Verbascoside
- Names: IUPAC name 2-(3,4-Dihydroxyphenyl)ethyl α-L-rhamnopyranosyl-(1→4)-{5-O-[(2E)-3-(3,4-dihydroxymethyl)prop-2-enoyl]-β-D-glucopyranoside}

Identifiers
- CAS Number: 61276-17-3;
- 3D model (JSmol): Interactive image;
- ChEBI: CHEBI:132853;
- ChEMBL: ChEMBL231853;
- ChemSpider: 4445112;
- ECHA InfoCard: 100.112.547
- PubChem CID: 5281800;
- UNII: 3TGX09BD5B;
- CompTox Dashboard (EPA): DTXSID701021953 ;

Properties
- Chemical formula: C_{29}H_{36}O_{15}
- Molar mass: 624.592 g·mol^{−1}

= Verbascoside =

Verbascoside is a polyphenol glycoside in which the phenylpropanoid caffeic acid and the phenylethanoid hydroxytyrosol form an ester and an ether bond respectively, to the rhamnose part of a disaccharide, namely β-(3′,4′-dihydroxyphenyl)ethyl-O-α-L-rhamnopyranosyl(1→3)-β-D-(4-O-caffeoyl)-glucopyranoside.

== Occurrences ==

=== Natural occurrences ===
Verbascoside can be found in species in all the families of the order Lamiales (syn. Scrophulariales). Only two examples are known from outside the order, in the clade Asterids.

- in the Lamiales
In the family Lamiaceae, it can be found in the medicinal plants in the genus Phlomis, in the Scrophulariaceae, in Verbascum phlomoides, Verbascum mallophorum, or, in the family Buddlejaceae, in Buddleja globosa or Buddleja cordata, in the family Bignoniaceae, in Pithecoctenium sp and Tynanthus panurensis, in the family Orobanchaceae, in Cistanche sp and Orobanche rapum-genistae, in the Plantaginaceae, in Plantago lanceolata, in Verbenaceae, in Verbena officinalis (common vervain), Aloysia citrodora (lemon verbena) and Lantana camara, in the Oleaceae, in Olea europaea (olive), in the Lentibulariaceae, in the carnivorous plant Pinguicula lusitanica, and, in the Byblidaceae, in Byblis liniflora.

=== Derivatives ===
Verbascoside derivatives can be found in the Verbascum undulatum and notably apiosides in Verbascum sp.

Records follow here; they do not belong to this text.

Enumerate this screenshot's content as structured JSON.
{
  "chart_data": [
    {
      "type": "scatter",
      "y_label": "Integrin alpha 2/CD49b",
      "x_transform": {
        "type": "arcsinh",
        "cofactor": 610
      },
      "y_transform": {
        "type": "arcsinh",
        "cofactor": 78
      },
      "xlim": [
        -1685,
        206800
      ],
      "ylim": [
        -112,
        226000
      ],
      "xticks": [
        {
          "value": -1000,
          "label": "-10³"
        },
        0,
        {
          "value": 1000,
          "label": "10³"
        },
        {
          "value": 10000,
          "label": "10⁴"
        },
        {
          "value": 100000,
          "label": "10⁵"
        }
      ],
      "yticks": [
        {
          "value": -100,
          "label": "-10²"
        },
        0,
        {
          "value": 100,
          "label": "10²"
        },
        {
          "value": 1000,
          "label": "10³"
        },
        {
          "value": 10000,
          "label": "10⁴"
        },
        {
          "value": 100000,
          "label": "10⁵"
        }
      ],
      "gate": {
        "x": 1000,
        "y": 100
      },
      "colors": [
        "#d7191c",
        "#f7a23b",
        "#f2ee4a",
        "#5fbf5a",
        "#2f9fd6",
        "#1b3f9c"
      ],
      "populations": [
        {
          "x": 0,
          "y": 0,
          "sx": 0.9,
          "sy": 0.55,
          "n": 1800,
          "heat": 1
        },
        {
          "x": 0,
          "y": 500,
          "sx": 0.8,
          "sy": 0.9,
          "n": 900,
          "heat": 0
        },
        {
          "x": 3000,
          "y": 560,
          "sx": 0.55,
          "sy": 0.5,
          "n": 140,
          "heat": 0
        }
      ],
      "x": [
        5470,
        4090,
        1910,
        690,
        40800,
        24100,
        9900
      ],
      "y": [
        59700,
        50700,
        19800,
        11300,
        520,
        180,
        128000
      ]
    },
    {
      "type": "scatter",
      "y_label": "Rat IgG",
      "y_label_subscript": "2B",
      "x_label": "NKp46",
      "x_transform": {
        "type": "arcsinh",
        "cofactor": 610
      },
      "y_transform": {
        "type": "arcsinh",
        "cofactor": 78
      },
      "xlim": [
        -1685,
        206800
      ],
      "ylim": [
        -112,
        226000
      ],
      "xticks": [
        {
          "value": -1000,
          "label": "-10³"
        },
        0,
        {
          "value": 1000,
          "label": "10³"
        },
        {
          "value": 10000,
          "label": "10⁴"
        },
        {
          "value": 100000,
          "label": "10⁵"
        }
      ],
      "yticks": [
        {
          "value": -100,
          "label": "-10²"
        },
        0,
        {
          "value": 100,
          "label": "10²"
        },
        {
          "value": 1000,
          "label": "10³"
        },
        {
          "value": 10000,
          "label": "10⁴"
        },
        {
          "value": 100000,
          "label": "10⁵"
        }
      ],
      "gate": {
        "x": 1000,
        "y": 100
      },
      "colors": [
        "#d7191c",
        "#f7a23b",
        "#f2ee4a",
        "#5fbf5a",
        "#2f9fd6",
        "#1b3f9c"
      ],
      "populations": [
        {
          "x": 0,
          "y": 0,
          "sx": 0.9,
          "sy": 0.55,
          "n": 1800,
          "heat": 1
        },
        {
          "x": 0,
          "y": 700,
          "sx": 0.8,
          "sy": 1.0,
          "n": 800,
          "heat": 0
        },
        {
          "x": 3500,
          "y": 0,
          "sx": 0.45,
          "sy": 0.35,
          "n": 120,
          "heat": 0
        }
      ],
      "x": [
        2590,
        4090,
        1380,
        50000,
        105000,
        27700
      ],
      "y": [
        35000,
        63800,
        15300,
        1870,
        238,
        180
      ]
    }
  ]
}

=== In in vitro cultures ===
It can also be produced in plant cell cultures of Leucosceptrum sp (Lamiaceae) and Syringa sp (Oleaceae). It can also be produced in hairy roots cultures of Paulownia tomentosa (empress tree, Paulowniaceae).

== Biological activity ==
Verbascoside has an antimicrobial activity, notably against Staphylococcus aureus. It can also have anti-inflammatory properties.

Although some in vitro genotoxicity of verbascoside has been reported on human lymphocytes with an involvement of PARP-1 and p53 proteins, subsequent in vivo tests reported no genotoxicity for high dosage oral administration. It is a protein kinase C inhibitor.